Summer Pasta Salad | @theharvestplate
Published on June 15, 2022
Sharing one of my favorite summer recipes today! It is my Summer Pasta Salad with toasted almonds, sundried tomato, avocado & basil 🌱 this is a great meal prep recipe because you can cook the pasta ahead of time and top with all the ingredients and then add avocado and the dressing when you are ready to eat. Some additional toppings could be feta, olives or artichokes. Here’s how I make this recipe!
Recipe (serves 2)
- •1 cup (I used red lentil pasta)
- •1 cup baby spinach roughly chopped
- •1/4 cup diced cucumber
- •1/4 cup sundried tomatoes
- •1/2 cup chickpeas (drained and rinsed)
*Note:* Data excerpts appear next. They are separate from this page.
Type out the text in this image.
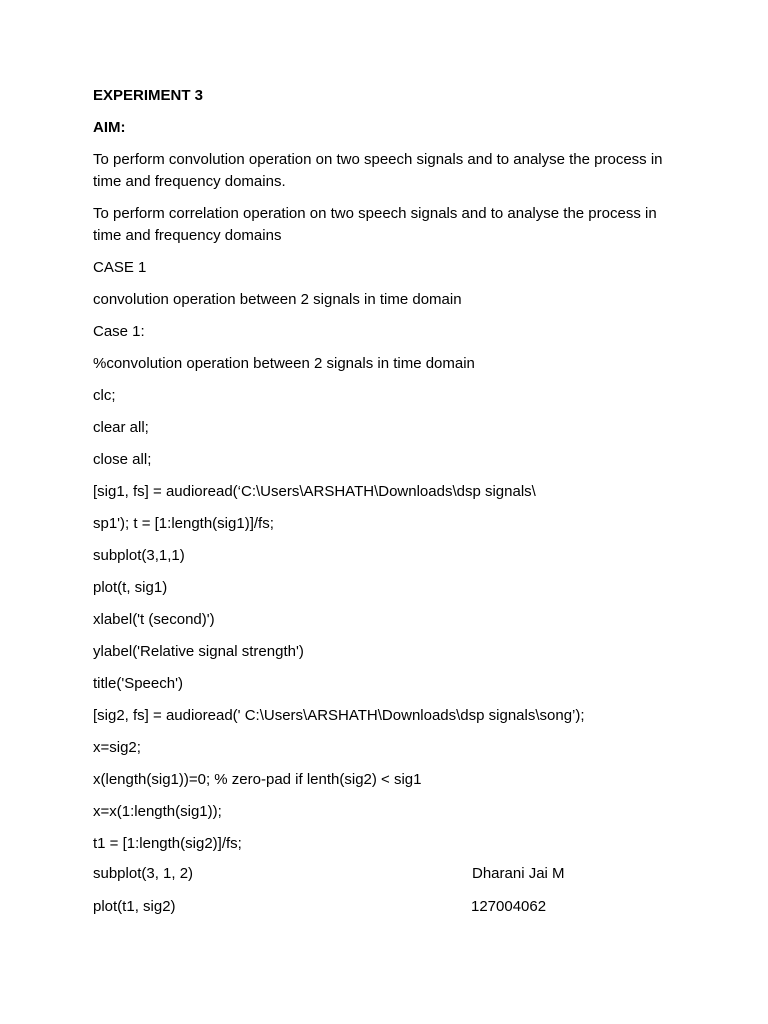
EXPERIMENT 3
AIM:
To perform convolution operation on two speech signals and to analyse the process in time and frequency domains.
To perform correlation operation on two speech signals and to analyse the process in time and frequency domains
CASE 1
convolution operation between 2 signals in time domain
Case 1:
%convolution operation between 2 signals in time domain
clc;
clear all;
close all;
[sig1, fs] = audioread(‘C:\Users\ARSHATH\Downloads\dsp signals\
sp1'); t = [1:length(sig1)]/fs;
subplot(3,1,1)
plot(t, sig1)
xlabel('t (second)')
ylabel('Relative signal strength')
title('Speech')
[sig2, fs] = audioread(' C:\Users\ARSHATH\Downloads\dsp signals\song’);
x=sig2;
x(length(sig1))=0; % zero-pad if lenth(sig2) < sig1
x=x(1:length(sig1));
t1 = [1:length(sig2)]/fs;
subplot(3, 1, 2)
plot(t1, sig2)
Dharani Jai M
127004062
- •2 spring onions, chopped
- •1 avocado (cubed)
- •1/4 cup toasted almonds
A big handful of fresh basil
- •4 tbsp olive oil
- •2 tbsp balsamic vinegar
- •1 tbsp apple cider vinegar
- •1 tsp Dijon mustard
- •Juice or 1/2 lemon
- •1 tsp honey/ maple syrup
Salt and pepper to taste
Directions: Cook pasta according to packet instructions. Drain and set aside to cool. Chop and prepare all your fresh ingredients and whisk the salad dressing ingredients together. On a small frying pan, add raw almonds and toast on low heat for 5 minutes (until golden). Once everything is ready, add all the ingredients to a bowl, top with the salad dressing and mix together. Enjoy!